Tuesday, March 02, 2021 04:36 PM | Nick Dey
Can You Buy Stock in a Company Before Its IPO?

Every investor wants buy shares of small companies before they become household names.

Investors also dream of buying into companies before the rest of the market discovers them.

This makes investing in companies pre-IPO seem particularly alluring as once a company makes its major-market debut, a lot of the money has already been made.

Investing in private companies seems like an attractive opportunity for investors looking for a high-risk, high-return bet. Despite the interest in investing in a company early on, this isn't an opportunity that is available to most retail investors. Before an IPO, only a group called "Accredited Investors" can buy the stock.

Accredited investors are people or entities that are allowed to invest in companies that are not registered with the SEC. Investors do not need to pass an exam or have their credentials reviewed to become an accredited investor.

The definition of accredited investor was recently expanded, but still applies to a pretty small number of people. Individuals whose income has exceeded $200,000 over the past two years are automatically qualified, or $300,000 when combined with a spouse. Additionally, you automatically qualify if you have a net worth that exceeds $1 million, not including the value of your primary residence.

If you qualify as an accredited investor and want to invest in a private company, you can sign up for sites such as EquityZen to browse a market of private companies which includes everything from Rivian, to SpaceX and Barstool Sports. This marketplace connects employees and owners of the private companies with accredited investors who otherwise wouldn’t be able to own shares in the company before it’s public offering.

Because of the high income and net worth standards, investing in private companies is not attainable for most individual investors.

One way to get exposure to some pre-IPO companies is through mutual funds. These vehicles are often early investors in companies and so buying shares of a mutual fund with a stake in a pre-IPO company allows you to share some of the gains.

Despite not being able to invest in private companies, investors can still capture enormous ROIs by investing in companies immediately after their IPO.

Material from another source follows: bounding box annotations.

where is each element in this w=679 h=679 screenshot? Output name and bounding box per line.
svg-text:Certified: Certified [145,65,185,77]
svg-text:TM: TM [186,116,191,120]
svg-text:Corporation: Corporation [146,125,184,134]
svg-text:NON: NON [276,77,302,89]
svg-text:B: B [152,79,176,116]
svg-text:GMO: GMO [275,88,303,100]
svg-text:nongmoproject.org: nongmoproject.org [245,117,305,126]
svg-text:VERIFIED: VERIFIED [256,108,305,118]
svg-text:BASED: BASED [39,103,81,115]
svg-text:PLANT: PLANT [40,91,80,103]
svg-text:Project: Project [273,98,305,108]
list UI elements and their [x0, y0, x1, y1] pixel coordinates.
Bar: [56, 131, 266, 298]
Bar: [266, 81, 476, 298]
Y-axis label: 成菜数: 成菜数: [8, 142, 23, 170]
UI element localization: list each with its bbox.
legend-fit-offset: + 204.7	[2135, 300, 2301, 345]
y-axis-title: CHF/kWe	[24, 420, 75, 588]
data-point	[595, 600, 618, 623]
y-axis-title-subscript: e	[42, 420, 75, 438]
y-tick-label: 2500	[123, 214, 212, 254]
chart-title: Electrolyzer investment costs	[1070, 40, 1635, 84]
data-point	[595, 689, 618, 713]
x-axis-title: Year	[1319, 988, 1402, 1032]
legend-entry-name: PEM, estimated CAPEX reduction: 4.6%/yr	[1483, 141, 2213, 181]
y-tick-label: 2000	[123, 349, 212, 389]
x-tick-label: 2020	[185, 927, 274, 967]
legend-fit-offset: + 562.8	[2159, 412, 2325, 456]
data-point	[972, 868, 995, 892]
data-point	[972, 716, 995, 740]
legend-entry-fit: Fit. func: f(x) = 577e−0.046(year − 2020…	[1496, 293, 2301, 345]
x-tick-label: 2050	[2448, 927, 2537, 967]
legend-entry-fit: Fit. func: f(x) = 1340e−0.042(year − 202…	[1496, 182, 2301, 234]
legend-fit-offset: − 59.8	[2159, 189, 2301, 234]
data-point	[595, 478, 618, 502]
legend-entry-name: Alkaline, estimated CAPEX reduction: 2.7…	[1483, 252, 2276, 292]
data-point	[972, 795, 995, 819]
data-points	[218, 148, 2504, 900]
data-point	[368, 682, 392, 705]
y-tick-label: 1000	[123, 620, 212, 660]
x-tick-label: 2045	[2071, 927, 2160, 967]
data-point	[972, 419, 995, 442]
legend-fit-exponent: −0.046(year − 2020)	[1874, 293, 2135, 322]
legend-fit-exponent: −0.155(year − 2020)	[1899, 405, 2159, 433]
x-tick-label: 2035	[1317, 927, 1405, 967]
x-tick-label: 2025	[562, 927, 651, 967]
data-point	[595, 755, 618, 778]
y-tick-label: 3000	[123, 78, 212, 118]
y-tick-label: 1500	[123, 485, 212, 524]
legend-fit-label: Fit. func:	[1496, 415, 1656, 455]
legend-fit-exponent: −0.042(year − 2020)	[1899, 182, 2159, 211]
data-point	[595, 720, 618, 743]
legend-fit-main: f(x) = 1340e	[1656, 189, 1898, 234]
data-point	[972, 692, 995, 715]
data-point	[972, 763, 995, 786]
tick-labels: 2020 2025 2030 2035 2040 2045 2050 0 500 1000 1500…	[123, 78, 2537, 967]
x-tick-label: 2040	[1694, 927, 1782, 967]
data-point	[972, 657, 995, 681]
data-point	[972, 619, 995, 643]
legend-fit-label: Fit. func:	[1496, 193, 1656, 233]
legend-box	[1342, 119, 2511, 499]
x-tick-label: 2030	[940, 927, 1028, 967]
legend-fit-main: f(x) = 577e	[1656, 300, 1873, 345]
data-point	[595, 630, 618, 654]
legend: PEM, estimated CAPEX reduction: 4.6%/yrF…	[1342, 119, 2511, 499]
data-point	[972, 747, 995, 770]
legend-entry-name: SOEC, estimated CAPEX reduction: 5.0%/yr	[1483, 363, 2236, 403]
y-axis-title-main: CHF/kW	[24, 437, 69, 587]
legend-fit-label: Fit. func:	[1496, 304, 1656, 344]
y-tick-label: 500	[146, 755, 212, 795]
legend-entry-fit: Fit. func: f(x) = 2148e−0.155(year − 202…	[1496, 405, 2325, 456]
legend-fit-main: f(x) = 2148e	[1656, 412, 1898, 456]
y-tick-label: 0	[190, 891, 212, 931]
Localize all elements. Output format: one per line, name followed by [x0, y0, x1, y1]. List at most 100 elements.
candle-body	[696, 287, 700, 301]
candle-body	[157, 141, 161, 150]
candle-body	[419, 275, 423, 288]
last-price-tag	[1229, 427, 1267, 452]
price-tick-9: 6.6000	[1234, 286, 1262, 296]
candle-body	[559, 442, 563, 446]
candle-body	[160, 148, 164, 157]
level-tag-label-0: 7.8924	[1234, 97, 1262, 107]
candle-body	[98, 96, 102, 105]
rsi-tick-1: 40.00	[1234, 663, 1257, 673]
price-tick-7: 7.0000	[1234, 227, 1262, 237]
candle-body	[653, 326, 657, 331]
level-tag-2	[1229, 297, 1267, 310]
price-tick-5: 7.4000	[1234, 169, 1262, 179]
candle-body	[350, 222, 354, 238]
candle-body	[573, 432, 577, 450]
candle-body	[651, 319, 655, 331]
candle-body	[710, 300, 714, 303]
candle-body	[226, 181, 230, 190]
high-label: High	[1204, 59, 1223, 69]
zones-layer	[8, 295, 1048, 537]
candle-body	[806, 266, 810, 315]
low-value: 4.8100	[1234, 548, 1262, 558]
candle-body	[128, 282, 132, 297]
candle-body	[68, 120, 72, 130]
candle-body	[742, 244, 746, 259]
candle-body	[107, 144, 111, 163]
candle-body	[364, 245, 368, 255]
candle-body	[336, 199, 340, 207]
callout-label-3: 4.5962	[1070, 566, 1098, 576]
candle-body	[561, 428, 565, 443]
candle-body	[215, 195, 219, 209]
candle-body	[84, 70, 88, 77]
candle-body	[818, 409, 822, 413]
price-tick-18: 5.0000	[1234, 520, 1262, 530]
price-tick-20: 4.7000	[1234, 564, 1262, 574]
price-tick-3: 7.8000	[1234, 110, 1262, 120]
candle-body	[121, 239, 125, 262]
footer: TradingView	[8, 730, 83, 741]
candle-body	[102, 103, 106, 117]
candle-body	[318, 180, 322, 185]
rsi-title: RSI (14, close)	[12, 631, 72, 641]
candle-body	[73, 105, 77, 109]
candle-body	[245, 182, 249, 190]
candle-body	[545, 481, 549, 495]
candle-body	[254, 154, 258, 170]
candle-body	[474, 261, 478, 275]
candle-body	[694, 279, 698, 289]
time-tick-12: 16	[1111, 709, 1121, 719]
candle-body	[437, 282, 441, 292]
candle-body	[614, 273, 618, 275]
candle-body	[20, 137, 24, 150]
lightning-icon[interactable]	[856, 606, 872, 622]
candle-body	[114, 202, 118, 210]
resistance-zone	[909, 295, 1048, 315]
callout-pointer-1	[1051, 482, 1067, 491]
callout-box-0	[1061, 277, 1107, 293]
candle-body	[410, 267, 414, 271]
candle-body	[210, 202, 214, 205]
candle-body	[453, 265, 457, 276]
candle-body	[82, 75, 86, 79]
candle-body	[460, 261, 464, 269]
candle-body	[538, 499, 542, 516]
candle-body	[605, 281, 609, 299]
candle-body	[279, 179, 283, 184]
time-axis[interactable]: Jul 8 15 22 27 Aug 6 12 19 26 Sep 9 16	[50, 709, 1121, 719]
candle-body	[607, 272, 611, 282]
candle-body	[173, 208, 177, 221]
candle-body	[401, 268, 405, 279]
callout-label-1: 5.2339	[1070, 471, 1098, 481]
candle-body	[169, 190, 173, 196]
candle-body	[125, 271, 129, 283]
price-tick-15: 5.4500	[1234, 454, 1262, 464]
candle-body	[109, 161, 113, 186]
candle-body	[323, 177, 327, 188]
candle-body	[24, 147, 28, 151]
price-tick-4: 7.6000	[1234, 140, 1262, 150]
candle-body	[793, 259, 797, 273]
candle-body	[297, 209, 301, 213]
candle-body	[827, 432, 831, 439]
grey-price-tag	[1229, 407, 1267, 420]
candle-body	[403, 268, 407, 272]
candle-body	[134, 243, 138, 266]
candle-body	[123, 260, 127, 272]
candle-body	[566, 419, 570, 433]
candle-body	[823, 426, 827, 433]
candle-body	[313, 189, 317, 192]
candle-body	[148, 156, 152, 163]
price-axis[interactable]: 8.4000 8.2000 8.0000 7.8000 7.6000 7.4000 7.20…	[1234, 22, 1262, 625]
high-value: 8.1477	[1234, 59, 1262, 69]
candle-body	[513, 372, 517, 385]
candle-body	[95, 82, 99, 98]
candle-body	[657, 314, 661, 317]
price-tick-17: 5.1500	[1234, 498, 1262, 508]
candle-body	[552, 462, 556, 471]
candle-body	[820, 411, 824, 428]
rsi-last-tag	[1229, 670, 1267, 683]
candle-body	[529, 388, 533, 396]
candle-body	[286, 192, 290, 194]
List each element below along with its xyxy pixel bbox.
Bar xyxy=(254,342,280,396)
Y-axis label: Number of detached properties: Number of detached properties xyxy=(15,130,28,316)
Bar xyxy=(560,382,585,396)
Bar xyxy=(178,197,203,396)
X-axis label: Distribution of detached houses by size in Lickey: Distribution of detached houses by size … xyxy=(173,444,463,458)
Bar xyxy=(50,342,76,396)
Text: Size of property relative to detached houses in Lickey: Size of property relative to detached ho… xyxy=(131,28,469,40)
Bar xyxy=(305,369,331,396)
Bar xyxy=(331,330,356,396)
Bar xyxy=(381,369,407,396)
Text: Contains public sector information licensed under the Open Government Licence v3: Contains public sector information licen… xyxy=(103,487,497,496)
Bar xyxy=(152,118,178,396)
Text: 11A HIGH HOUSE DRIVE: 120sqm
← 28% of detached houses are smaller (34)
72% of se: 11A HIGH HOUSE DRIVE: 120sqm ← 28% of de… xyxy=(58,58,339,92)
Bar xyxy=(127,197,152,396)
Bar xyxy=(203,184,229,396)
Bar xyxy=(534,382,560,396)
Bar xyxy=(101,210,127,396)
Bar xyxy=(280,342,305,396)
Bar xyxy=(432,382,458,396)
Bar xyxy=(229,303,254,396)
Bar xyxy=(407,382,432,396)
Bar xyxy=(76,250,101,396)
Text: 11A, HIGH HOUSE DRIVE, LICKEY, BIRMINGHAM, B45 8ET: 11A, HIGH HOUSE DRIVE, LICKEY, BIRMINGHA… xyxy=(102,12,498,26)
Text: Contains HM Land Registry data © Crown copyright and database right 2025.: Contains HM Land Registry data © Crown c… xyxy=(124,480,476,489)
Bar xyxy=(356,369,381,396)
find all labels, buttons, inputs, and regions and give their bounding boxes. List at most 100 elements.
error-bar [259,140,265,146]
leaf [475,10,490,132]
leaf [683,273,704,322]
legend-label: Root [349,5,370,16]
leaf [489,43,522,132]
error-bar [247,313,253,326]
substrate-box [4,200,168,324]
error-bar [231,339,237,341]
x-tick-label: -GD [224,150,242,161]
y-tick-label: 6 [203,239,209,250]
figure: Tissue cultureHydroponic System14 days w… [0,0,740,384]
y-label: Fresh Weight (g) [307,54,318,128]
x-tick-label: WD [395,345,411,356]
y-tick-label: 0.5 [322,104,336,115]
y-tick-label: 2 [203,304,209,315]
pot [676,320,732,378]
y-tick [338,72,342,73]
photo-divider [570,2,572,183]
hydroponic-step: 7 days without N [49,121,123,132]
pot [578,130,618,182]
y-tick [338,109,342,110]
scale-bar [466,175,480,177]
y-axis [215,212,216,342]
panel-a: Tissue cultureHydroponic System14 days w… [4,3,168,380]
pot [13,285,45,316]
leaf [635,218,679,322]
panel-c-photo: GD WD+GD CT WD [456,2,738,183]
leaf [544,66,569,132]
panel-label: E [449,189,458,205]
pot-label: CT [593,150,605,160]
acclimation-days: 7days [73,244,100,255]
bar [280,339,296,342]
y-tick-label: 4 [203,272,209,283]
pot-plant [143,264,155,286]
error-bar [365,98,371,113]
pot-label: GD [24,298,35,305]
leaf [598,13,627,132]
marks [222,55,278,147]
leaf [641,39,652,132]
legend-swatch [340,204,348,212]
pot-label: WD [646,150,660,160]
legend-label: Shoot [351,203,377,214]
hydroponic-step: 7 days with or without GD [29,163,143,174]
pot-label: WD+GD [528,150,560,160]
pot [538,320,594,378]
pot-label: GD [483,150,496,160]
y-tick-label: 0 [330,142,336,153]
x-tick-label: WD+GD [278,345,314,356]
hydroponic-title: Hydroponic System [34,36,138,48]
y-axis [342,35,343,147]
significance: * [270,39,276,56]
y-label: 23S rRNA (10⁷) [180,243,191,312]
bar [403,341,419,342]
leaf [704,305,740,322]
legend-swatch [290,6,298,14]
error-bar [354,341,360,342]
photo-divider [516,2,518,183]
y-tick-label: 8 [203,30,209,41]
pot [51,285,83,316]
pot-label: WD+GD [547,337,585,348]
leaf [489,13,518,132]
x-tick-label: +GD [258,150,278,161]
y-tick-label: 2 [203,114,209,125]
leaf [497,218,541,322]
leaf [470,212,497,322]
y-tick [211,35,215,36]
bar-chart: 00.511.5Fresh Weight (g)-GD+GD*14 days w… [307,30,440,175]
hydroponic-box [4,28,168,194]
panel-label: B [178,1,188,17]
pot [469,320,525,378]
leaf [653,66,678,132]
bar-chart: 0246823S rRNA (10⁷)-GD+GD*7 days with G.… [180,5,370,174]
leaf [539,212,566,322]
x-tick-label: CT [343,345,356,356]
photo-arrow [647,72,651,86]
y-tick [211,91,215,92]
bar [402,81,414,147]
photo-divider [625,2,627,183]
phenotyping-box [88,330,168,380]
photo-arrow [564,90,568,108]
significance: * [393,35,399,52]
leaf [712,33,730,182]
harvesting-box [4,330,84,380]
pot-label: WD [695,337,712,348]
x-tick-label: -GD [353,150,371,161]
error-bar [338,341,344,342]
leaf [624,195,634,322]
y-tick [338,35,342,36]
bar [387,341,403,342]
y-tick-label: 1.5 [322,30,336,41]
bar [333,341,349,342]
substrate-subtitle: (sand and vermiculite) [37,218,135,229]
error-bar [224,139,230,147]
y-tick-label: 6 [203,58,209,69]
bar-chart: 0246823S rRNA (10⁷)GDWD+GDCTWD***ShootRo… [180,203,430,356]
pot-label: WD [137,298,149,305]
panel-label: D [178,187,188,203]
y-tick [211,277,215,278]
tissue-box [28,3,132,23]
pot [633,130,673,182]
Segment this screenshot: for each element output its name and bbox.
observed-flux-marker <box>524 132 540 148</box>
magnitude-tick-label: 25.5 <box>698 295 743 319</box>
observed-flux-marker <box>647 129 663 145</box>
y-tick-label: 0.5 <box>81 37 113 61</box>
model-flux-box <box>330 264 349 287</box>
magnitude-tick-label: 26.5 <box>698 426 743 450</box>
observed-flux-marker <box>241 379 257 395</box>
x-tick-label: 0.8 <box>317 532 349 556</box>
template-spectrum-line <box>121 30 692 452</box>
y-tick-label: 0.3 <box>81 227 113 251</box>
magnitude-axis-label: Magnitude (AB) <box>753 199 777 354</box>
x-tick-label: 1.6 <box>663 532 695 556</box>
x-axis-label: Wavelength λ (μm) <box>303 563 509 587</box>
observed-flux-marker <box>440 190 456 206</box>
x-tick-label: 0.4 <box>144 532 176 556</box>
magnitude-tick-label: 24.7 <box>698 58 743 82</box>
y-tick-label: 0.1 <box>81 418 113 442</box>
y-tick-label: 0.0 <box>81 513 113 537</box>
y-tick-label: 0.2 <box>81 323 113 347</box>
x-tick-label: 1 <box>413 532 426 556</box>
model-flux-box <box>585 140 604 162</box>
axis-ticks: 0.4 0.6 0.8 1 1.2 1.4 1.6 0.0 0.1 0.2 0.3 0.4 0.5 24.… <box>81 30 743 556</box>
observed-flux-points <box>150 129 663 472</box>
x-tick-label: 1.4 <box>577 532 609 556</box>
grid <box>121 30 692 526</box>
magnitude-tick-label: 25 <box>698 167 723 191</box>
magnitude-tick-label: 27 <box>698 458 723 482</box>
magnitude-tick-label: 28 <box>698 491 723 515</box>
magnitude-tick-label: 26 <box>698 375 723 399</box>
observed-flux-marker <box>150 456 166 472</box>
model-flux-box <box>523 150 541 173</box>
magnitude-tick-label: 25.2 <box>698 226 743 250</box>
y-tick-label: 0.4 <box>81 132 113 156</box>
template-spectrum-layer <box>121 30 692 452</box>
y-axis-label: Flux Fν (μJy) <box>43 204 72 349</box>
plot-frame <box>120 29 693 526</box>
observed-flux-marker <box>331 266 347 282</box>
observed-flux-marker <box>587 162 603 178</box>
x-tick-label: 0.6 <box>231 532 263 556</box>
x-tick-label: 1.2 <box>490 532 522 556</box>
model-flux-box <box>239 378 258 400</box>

When considering that EquityZen and other private equity marketplaces rely on connecting investors with employees who own shares in the company, perhaps through an employee incentive program, one wonders how long an investor will have to wait before the company holds its IPO, and whether or not they're really getting a good deal on the stock.

Larger, private companies that are growing fast tend to have these programs. This means that a lot of the growth has already occurred, meaning these "early" accredited investors don’t actually beat the retail investors by much. So they may be getting into a company at the tail end of their tenure as a private company, and if the stock falls at or soon after the IPO,  for one reason or another, then they become the first loser from the company after rushing to be its first winner.

This is why even if you can qualify as an accredited investor, you may not want to buy shares through one of these exchanges. The IPO process gives the public investors a better look at the company's financial statements and other disclosures than you may be allowed through these programs.